The Week Ending Friday May 11th 2018
US equities stormed back up last week rising 3%, while the USD was volatile but ended up flat. Bond yields and commodities were also flat. A reasonable result for nominal growth expectations after the previous week’s disappointment based on USD strength reflecting fears of, or itself being, excessive monetary tightening.
The main economic news that partly drove the outcome this week was the weaker than expected Core CPI reading for April. Although hawks tried to claim it was due to some funny one-off movements markets ignored it altogether, thus allowing the great tech stock bounce back to continue driving up equity markets. Even the much feared US budget deficit showed a healthier than expected surplus in April, at least for now calming fears of a ballooning deficit. There was little other news in the week.
Fear of four hikes in 2018 ignored for now
The slew of FOMC member comments had little impact. The expectations to have three more 25bps rate hikes during the year (in June, September and December) has continued to move up to a 50% chance according futures markets. If that really happens then that is a very tough signal of intent by the FOMC. It spooked the markets a month ago when four hikes first became a real proposition, but markets seem to have gotten used to the idea. One reason why fears have calmed is the resilience of equity markets.

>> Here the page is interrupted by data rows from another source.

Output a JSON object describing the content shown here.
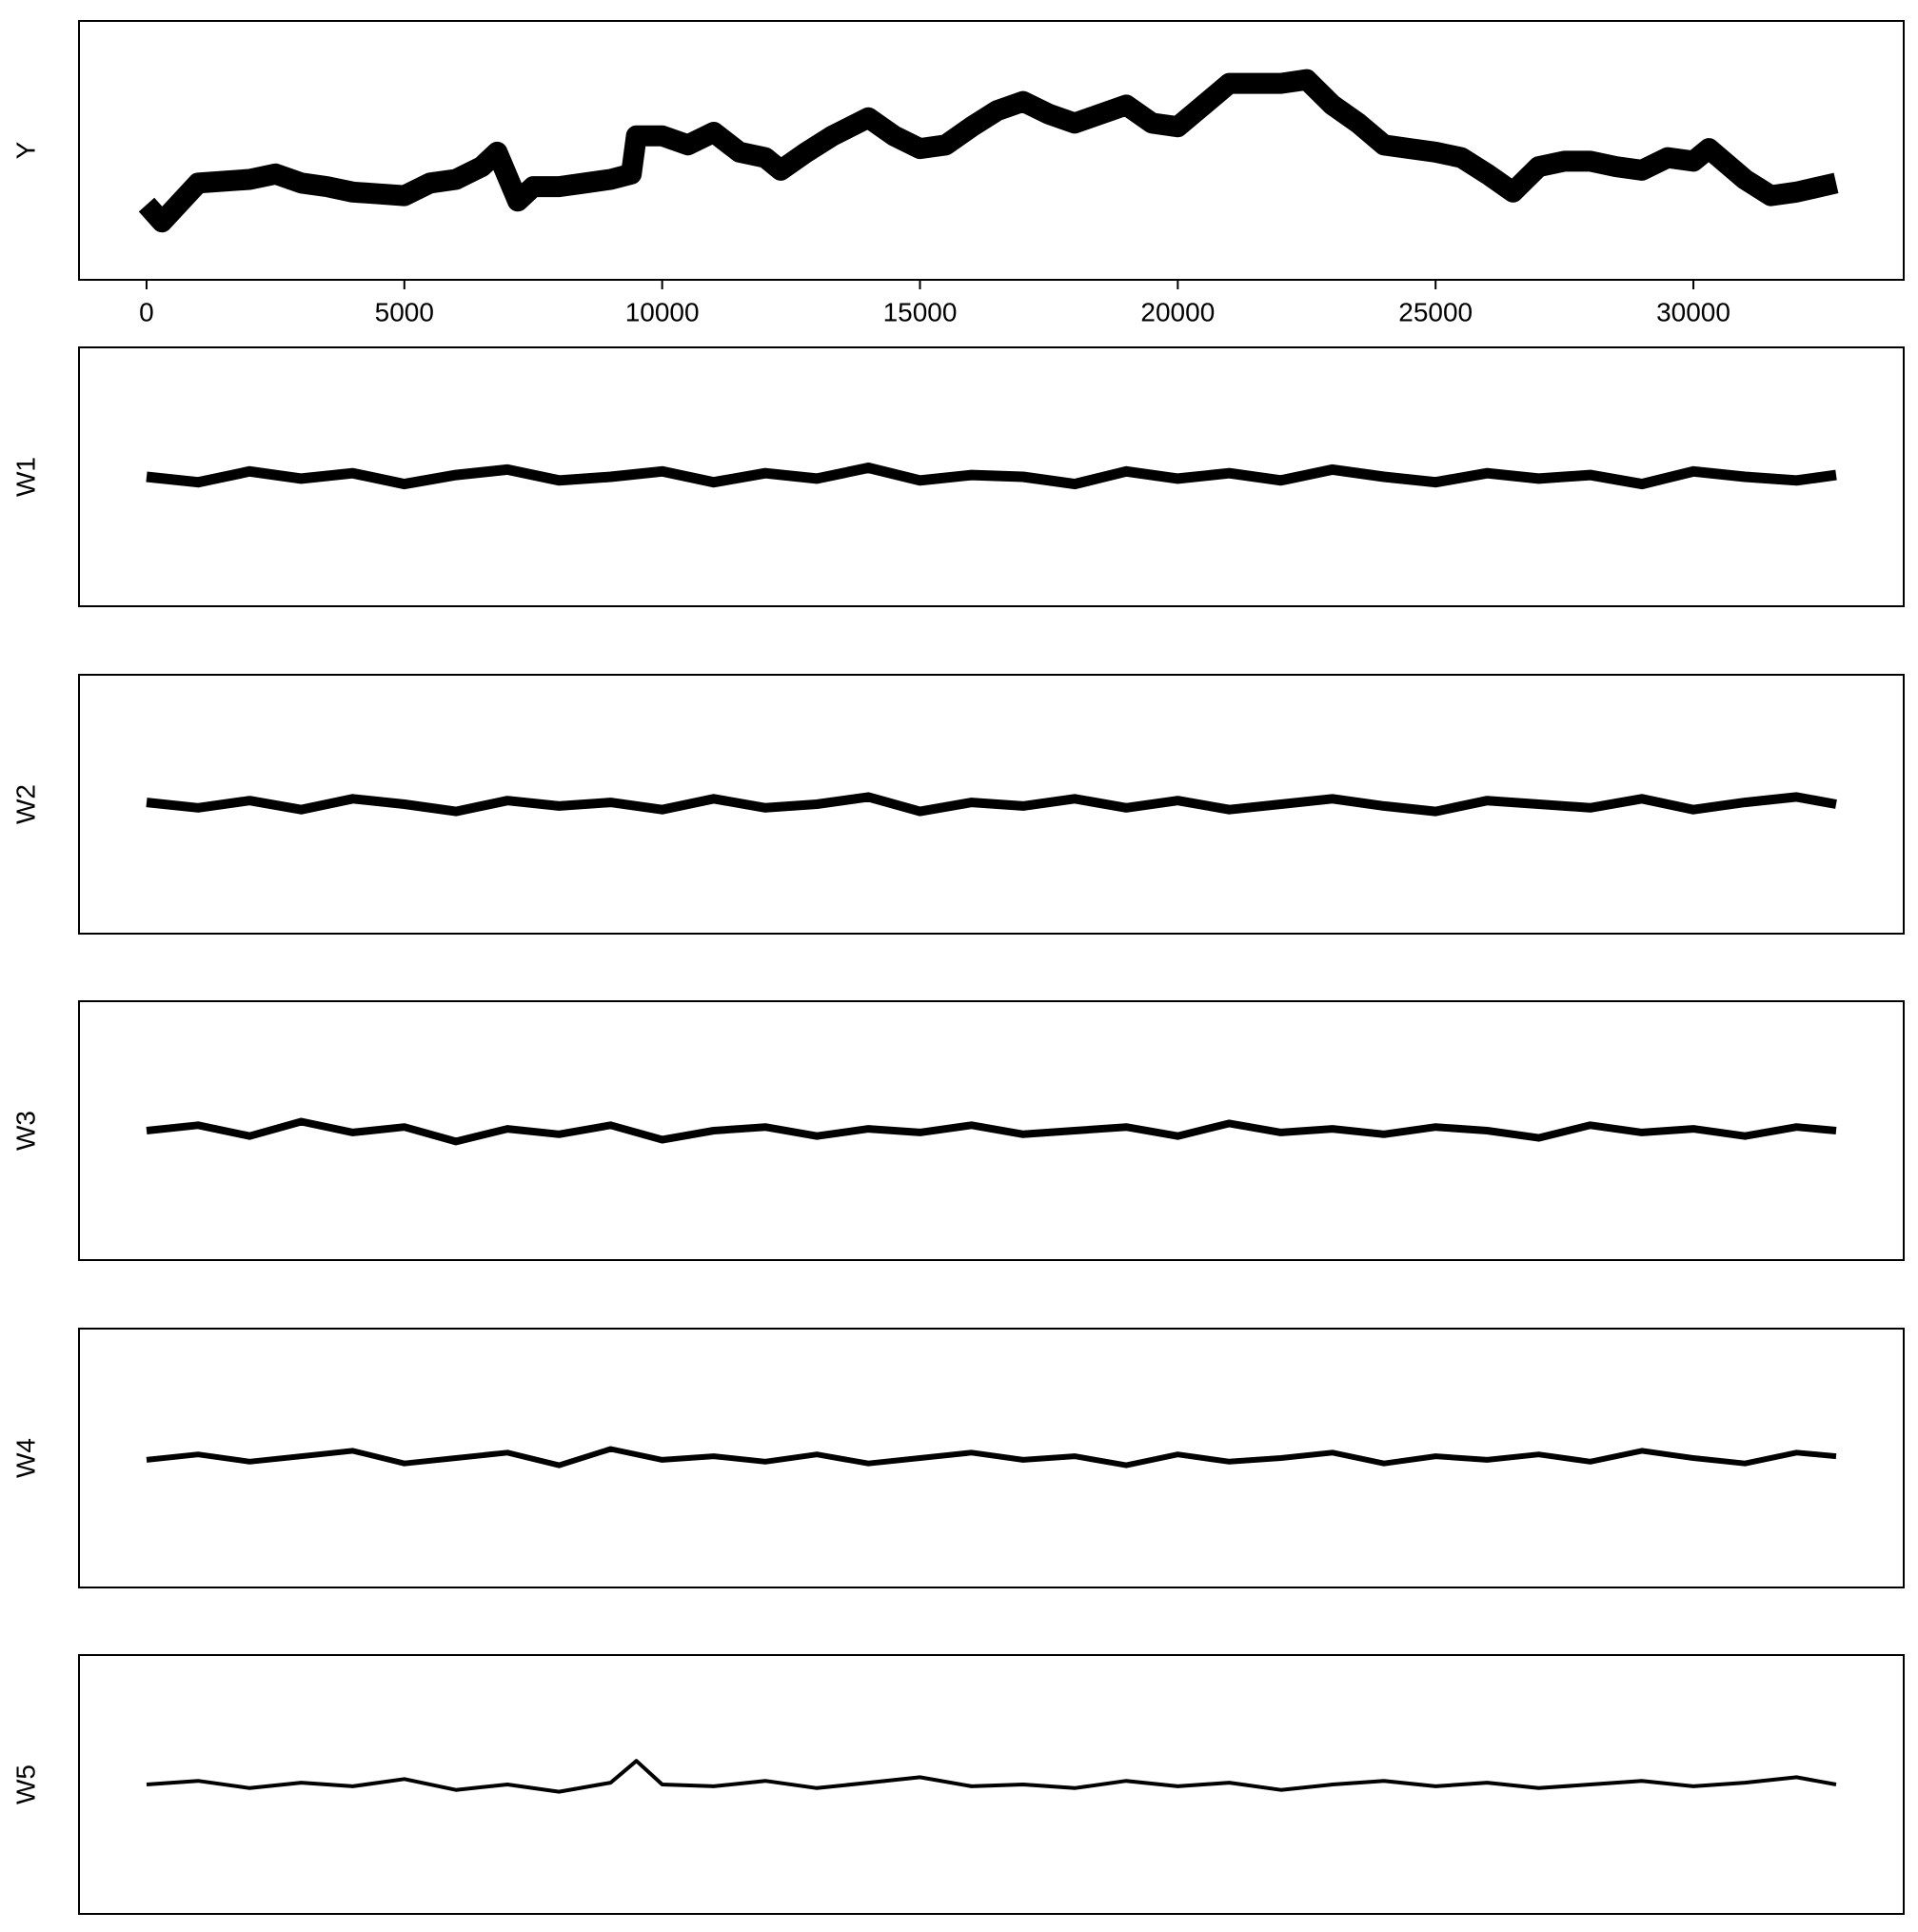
{
  "chart_data": [
    {
      "type": "line",
      "y_label": "Y",
      "color": "#000000",
      "x": [
        1,
        300,
        1000,
        2000,
        2500,
        3000,
        3500,
        4000,
        4500,
        5000,
        5500,
        6000,
        6500,
        6800,
        7200,
        7500,
        8000,
        8500,
        9000,
        9400,
        9500,
        10000,
        10500,
        11000,
        11500,
        12000,
        12300,
        12800,
        13300,
        14000,
        14500,
        15000,
        15500,
        16000,
        16500,
        17000,
        17500,
        18000,
        18500,
        19000,
        19500,
        20000,
        20500,
        21000,
        21500,
        22000,
        22500,
        23000,
        23500,
        24000,
        24500,
        25000,
        25500,
        26000,
        26500,
        27000,
        27500,
        28000,
        28500,
        29000,
        29500,
        30000,
        30300,
        31000,
        31500,
        32000,
        32768
      ],
      "values": [
        20,
        10.5,
        32,
        34,
        37,
        32,
        30,
        27,
        26,
        25,
        32,
        34,
        41,
        49,
        22,
        30,
        30,
        32,
        34,
        37,
        58,
        58,
        53,
        60,
        49,
        46,
        39,
        49,
        58,
        68,
        58,
        51,
        53,
        63,
        72,
        77,
        70,
        65,
        70,
        75,
        65,
        63,
        75,
        87,
        87,
        87,
        89,
        75,
        65,
        53,
        51,
        49,
        46,
        37,
        27,
        41,
        44,
        44,
        41,
        39,
        46,
        44,
        51,
        34,
        25,
        27,
        32
      ],
      "xlim": [
        -1310,
        34079
      ],
      "ylim": [
        0,
        100
      ],
      "xticks": [
        0,
        5000,
        10000,
        15000,
        20000,
        25000,
        30000
      ]
    },
    {
      "type": "line",
      "y_label": "W1",
      "color": "#000000",
      "x": [
        0,
        1000,
        2000,
        3000,
        4000,
        5000,
        6000,
        7000,
        8000,
        9000,
        10000,
        11000,
        12000,
        13000,
        14000,
        15000,
        16000,
        17000,
        18000,
        19000,
        20000,
        21000,
        22000,
        23000,
        24000,
        25000,
        26000,
        27000,
        28000,
        29000,
        30000,
        31000,
        32000,
        32768
      ],
      "values": [
        50,
        47,
        53,
        49,
        52,
        46,
        51,
        54,
        48,
        50,
        53,
        47,
        52,
        49,
        55,
        48,
        51,
        50,
        46,
        53,
        49,
        52,
        48,
        54,
        50,
        47,
        52,
        49,
        51,
        46,
        53,
        50,
        48,
        51
      ],
      "xlim": [
        -1310,
        34079
      ],
      "ylim": [
        0,
        100
      ]
    },
    {
      "type": "line",
      "y_label": "W2",
      "color": "#000000",
      "x": [
        0,
        1000,
        2000,
        3000,
        4000,
        5000,
        6000,
        7000,
        8000,
        9000,
        10000,
        11000,
        12000,
        13000,
        14000,
        15000,
        16000,
        17000,
        18000,
        19000,
        20000,
        21000,
        22000,
        23000,
        24000,
        25000,
        26000,
        27000,
        28000,
        29000,
        30000,
        31000,
        32000,
        32768
      ],
      "values": [
        51,
        48,
        52,
        47,
        53,
        50,
        46,
        52,
        49,
        51,
        47,
        53,
        48,
        50,
        54,
        46,
        51,
        49,
        53,
        48,
        52,
        47,
        50,
        53,
        49,
        46,
        52,
        50,
        48,
        53,
        47,
        51,
        54,
        50
      ],
      "xlim": [
        -1310,
        34079
      ],
      "ylim": [
        0,
        100
      ]
    },
    {
      "type": "line",
      "y_label": "W3",
      "color": "#000000",
      "x": [
        0,
        1000,
        2000,
        3000,
        4000,
        5000,
        6000,
        7000,
        8000,
        9000,
        10000,
        11000,
        12000,
        13000,
        14000,
        15000,
        16000,
        17000,
        18000,
        19000,
        20000,
        21000,
        22000,
        23000,
        24000,
        25000,
        26000,
        27000,
        28000,
        29000,
        30000,
        31000,
        32000,
        32768
      ],
      "values": [
        50,
        53,
        47,
        55,
        49,
        52,
        44,
        51,
        48,
        53,
        45,
        50,
        52,
        47,
        51,
        49,
        53,
        48,
        50,
        52,
        47,
        54,
        49,
        51,
        48,
        52,
        50,
        46,
        53,
        49,
        51,
        47,
        52,
        50
      ],
      "xlim": [
        -1310,
        34079
      ],
      "ylim": [
        0,
        100
      ]
    },
    {
      "type": "line",
      "y_label": "W4",
      "color": "#000000",
      "x": [
        0,
        1000,
        2000,
        3000,
        4000,
        5000,
        6000,
        7000,
        8000,
        9000,
        10000,
        11000,
        12000,
        13000,
        14000,
        15000,
        16000,
        17000,
        18000,
        19000,
        20000,
        21000,
        22000,
        23000,
        24000,
        25000,
        26000,
        27000,
        28000,
        29000,
        30000,
        31000,
        32000,
        32768
      ],
      "values": [
        49,
        52,
        48,
        51,
        54,
        47,
        50,
        53,
        46,
        55,
        49,
        51,
        48,
        52,
        47,
        50,
        53,
        49,
        51,
        46,
        52,
        48,
        50,
        53,
        47,
        51,
        49,
        52,
        48,
        54,
        50,
        47,
        53,
        51
      ],
      "xlim": [
        -1310,
        34079
      ],
      "ylim": [
        0,
        100
      ]
    },
    {
      "type": "line",
      "y_label": "W5",
      "color": "#000000",
      "x": [
        0,
        1000,
        2000,
        3000,
        4000,
        5000,
        6000,
        7000,
        8000,
        9000,
        9500,
        10000,
        11000,
        12000,
        13000,
        14000,
        15000,
        16000,
        17000,
        18000,
        19000,
        20000,
        21000,
        22000,
        23000,
        24000,
        25000,
        26000,
        27000,
        28000,
        29000,
        30000,
        31000,
        32000,
        32768
      ],
      "values": [
        50,
        52,
        48,
        51,
        49,
        53,
        47,
        50,
        46,
        51,
        63,
        50,
        49,
        52,
        48,
        51,
        54,
        49,
        50,
        48,
        52,
        49,
        51,
        47,
        50,
        52,
        49,
        51,
        48,
        50,
        52,
        49,
        51,
        54,
        50
      ],
      "xlim": [
        -1310,
        34079
      ],
      "ylim": [
        0,
        100
      ]
    }
  ]
}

According to Factset, for US equities reporting 2018Q1 earnings over the past few weeks, results have been very positive, especially for companies with a bias towards overseas earnings and revenues. Aggregate company revenues are a good sideways take on nominal GDP growth. Real global revenue growth is strong at 4% projected for 2018 and 2019, helping 2018Q1 show 8.2% YoY growth. Even for more domestically focused US companies, sales growth was 6.4% YoY in 2018Q1.
Whether Emerging Markets really can cope with three more actual Fed hikes is uncertain. Reports of EM Equity fund outflows would appear to indicate markets are somewhat worried. If these flows are correct, then slowing global growth could begin to cause disappointment amongst US company earnings. For now though, US company earnings expectations are doing quite well.
Next week sees data for April on Retail Sales and Industrial Production, plus some current month surveys. Retail sales have disappointed a bit in recent months, so April figures will be interesting. In contrast, Industrial Production and its subset Manufacturing Production have shown an upward trend over recent months. Since the outlook from US companies remains positive, these indexes should maintain their positive trend.